From f1cc2088f92a87b5a40d039513d12082faa2cfd0 Mon Sep 17 00:00:00 2001
From: hadley <h.wickham@gmail.com>
Date: Mon, 25 Jul 2016 07:24:10 -0500
Subject: [PATCH] Use new model_matrix

---
 model-basics.Rmd | 4 ++--
 1 file changed, 2 insertions(+), 2 deletions(-)

diff --git a/model-basics.Rmd b/model-basics.Rmd
index 3998291..bd955d6 100644
--- a/model-basics.Rmd
+++ b/model-basics.Rmd
@@ -325,7 +325,7 @@ The following sections explore how this plays out in more detail.
 
 Generating a function from a formula is straight forward when the predictor is continuous, but things get a bit more complicated when the predictor is categorical. Imagine you have a formula like `y ~ sex`, where sex could either be male or female. It doesn't make sense to convert that to a formula like `y = x_0 + x_1 * sex` because `sex` isn't a number - you can't multiply it! Instead what R does is convert it to `y = x_0 + x_1 * sex_male` where `sex_male` is one if `sex` is male and zero otherwise.
 
-If you want to see what R actually does, you can use the `model.matrix()` function. It takes similar inputs to `lm()` but returns the numeric matrix that R uses to fit the model. This is useful if you ever want to understand exactly which equation is generated by your formula.

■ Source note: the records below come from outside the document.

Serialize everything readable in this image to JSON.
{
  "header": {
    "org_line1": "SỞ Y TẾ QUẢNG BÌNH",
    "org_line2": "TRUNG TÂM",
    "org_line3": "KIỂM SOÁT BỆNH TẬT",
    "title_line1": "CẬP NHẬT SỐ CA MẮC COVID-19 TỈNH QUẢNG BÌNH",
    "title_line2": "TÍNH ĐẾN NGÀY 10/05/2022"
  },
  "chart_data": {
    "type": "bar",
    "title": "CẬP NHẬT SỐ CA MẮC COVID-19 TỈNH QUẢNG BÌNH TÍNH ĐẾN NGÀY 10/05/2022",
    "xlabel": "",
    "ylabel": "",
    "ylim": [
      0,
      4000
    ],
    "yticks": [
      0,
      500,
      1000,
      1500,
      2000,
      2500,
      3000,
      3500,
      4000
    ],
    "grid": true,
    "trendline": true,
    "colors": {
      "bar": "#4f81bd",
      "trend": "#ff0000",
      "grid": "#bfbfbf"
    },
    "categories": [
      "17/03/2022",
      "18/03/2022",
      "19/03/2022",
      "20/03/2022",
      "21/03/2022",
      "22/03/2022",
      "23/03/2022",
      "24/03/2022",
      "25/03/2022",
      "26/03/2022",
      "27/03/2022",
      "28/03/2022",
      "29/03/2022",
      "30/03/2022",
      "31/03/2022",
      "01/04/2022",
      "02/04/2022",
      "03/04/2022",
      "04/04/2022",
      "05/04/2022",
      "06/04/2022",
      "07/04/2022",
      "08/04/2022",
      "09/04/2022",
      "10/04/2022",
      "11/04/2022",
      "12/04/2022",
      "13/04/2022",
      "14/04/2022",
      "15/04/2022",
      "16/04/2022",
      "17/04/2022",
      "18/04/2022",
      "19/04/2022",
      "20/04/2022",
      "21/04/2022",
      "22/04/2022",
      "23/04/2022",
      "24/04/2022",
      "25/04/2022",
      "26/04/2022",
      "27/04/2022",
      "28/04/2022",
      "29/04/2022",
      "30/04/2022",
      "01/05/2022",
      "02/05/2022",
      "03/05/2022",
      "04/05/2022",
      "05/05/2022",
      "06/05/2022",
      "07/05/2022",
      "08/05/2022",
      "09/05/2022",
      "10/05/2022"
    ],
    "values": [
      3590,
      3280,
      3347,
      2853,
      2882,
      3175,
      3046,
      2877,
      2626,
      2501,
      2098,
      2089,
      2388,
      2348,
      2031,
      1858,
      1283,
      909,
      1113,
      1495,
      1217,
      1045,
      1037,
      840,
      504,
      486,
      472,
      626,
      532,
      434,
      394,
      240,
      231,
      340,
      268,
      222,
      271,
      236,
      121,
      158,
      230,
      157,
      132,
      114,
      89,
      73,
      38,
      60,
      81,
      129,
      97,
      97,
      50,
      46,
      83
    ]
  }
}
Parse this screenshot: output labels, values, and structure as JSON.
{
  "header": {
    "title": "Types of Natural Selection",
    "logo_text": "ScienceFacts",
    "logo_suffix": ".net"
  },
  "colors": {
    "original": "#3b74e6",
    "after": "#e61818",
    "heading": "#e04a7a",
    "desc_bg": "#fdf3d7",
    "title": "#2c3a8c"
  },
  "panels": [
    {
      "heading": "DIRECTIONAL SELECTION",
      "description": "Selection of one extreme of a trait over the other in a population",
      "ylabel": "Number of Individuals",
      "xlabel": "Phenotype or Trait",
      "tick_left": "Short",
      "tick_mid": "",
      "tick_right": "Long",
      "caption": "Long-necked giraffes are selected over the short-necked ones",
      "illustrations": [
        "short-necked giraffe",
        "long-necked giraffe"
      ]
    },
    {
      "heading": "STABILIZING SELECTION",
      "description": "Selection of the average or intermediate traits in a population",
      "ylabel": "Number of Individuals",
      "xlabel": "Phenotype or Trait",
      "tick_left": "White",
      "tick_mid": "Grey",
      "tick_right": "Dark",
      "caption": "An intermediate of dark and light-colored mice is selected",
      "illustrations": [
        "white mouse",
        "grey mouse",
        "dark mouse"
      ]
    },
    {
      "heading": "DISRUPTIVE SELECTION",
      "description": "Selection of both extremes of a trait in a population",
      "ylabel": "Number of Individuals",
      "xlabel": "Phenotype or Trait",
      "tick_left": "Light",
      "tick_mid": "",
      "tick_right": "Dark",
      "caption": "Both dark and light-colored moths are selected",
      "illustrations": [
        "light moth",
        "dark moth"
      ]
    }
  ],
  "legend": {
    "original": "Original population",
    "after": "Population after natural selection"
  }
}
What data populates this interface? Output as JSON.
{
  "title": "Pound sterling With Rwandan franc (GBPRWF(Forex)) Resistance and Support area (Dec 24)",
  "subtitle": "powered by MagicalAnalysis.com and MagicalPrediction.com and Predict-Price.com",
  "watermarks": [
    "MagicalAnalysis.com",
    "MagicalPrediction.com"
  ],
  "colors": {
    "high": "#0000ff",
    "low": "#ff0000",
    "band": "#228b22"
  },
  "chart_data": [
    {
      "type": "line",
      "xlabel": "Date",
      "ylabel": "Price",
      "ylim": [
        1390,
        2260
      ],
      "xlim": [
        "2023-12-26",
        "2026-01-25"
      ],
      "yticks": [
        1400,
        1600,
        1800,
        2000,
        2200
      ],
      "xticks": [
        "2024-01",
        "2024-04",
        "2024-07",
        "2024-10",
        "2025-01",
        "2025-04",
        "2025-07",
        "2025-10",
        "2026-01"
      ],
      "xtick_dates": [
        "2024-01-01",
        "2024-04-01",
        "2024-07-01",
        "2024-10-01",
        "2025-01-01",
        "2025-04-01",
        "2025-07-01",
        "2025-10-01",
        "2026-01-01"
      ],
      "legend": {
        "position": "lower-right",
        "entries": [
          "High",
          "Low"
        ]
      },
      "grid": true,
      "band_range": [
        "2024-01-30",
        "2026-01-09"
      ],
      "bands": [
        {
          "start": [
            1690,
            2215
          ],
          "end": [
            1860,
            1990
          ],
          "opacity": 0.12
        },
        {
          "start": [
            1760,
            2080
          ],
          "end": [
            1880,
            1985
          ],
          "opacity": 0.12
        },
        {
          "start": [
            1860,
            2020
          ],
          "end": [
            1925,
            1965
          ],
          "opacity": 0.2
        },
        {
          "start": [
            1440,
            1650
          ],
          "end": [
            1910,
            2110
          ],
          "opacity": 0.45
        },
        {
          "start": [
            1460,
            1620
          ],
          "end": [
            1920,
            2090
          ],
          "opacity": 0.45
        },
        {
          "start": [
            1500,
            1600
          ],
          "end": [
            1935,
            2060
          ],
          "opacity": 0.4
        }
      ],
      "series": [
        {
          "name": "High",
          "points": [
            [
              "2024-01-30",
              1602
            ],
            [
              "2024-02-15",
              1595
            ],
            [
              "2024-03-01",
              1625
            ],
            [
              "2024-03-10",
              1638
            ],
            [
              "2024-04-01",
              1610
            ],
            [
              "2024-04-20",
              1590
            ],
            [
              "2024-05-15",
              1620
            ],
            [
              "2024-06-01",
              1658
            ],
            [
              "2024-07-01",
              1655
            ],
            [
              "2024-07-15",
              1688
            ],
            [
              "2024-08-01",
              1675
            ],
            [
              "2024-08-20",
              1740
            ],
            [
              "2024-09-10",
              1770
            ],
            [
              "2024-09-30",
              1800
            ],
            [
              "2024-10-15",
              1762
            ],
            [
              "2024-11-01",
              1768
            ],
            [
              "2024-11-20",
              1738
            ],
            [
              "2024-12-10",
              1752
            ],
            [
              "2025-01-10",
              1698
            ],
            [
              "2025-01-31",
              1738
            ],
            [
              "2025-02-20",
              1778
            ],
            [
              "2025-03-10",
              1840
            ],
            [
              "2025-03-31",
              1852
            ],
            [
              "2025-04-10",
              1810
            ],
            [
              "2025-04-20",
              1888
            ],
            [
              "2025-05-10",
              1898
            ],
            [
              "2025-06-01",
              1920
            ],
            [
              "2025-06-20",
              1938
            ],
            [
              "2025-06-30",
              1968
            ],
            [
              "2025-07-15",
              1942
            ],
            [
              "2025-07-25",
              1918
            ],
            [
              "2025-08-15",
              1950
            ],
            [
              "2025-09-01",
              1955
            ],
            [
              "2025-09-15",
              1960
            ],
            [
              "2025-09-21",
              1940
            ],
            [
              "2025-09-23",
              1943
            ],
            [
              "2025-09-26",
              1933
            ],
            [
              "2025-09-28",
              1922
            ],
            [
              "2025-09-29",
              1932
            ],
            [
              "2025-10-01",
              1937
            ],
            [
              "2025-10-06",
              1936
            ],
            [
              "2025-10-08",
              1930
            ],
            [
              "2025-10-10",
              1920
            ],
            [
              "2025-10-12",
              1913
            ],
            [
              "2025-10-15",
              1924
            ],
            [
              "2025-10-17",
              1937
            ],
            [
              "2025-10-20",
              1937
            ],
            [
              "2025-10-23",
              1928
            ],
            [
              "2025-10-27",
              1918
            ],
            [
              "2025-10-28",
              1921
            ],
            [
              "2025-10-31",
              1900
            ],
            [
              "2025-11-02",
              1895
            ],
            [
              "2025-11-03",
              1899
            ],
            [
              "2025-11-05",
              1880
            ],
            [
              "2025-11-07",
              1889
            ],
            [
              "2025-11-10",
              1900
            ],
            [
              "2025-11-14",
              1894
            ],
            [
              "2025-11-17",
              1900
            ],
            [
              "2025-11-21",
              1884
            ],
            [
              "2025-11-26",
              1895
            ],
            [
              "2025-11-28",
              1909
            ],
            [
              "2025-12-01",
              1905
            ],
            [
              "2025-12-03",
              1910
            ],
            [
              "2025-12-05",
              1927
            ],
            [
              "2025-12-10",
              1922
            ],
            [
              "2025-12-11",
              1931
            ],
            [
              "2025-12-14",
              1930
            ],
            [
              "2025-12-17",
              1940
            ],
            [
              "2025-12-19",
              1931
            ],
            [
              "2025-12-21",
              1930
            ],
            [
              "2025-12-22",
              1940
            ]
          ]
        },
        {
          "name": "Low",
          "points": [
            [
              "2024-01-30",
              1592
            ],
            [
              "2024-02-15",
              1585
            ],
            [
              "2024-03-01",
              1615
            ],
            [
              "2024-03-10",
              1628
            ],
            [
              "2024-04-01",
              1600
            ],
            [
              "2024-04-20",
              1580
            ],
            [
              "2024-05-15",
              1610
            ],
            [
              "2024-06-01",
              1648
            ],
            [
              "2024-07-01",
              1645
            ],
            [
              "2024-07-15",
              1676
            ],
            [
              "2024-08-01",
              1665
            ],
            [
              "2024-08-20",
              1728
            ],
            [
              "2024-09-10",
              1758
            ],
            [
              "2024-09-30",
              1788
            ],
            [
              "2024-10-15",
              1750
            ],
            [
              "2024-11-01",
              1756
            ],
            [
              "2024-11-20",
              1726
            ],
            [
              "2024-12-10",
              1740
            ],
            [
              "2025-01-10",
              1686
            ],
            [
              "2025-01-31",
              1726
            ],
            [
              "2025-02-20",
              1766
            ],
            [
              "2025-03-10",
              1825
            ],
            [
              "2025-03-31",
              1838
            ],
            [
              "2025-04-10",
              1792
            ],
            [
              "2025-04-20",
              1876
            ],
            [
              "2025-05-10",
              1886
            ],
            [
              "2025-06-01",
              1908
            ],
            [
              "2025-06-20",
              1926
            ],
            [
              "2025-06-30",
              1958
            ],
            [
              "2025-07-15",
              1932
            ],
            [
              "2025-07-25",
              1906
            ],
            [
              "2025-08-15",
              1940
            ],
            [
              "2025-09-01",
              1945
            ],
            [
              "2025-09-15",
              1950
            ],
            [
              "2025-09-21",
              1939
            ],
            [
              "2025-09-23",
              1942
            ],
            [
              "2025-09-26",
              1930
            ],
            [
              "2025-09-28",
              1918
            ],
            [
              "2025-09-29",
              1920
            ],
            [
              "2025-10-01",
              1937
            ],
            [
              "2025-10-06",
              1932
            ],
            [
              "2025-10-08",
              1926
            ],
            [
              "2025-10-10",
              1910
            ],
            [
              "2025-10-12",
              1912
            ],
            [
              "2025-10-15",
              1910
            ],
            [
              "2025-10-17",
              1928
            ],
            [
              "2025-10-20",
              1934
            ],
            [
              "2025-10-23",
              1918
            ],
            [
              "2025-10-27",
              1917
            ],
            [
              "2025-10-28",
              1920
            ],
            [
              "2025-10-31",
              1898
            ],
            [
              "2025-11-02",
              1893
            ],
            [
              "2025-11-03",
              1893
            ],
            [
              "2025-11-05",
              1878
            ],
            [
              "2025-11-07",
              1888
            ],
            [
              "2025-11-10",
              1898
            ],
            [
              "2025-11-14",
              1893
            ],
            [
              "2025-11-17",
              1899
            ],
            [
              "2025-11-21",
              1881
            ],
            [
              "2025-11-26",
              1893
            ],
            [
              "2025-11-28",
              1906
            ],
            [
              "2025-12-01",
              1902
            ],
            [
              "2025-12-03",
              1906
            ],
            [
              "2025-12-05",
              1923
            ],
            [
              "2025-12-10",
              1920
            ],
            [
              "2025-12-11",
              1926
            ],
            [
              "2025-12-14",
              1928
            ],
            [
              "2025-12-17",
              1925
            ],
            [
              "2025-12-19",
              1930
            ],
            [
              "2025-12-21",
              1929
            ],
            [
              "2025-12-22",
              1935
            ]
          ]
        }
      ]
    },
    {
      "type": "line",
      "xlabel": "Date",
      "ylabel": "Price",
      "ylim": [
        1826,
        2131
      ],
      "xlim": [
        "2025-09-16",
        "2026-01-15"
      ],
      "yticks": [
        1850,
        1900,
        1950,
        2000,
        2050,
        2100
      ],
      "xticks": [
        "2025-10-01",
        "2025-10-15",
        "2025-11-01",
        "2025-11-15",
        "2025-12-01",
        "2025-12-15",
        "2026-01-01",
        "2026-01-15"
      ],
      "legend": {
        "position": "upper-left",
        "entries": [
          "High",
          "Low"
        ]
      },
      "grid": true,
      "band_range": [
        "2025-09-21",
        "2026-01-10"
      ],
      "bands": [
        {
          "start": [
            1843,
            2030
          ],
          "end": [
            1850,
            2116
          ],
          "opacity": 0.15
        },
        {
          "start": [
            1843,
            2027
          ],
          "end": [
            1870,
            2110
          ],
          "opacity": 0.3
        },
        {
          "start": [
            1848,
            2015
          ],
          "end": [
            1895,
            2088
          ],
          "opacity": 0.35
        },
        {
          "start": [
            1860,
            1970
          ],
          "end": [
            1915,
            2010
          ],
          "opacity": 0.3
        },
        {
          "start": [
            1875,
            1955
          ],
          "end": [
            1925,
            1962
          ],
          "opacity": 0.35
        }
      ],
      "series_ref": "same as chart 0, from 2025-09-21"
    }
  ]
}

+If you want to see what R actually does, you can use the `model_matrix()` function. It takes a data frame and a formula and returns a tibble that defines the model equation: each column in the output is associated with one coefficient in the model. This is useful if you ever want to understand exactly which equation is generated by your formula.
 
 ```{r, echo = FALSE}
 df <- frame_data(
@@ -334,7 +334,7 @@ df <- frame_data(
   "female", 2,
   "male", 1
 )
-as_tibble(model.matrix(response ~ sex, data = df))
+model_matrix(df, response ~ sex)
 ```
 
 The process of turning a categorical variable into a 0-1 matrix has different names. Sometimes the individual 0-1 columns are called dummy variables. In machine learning, it's called one-hot encoding. In statistics, the process is called creating a contrast matrix.  General example of "feature generation": taking things that aren't continuous variables and figuring out how to represent them.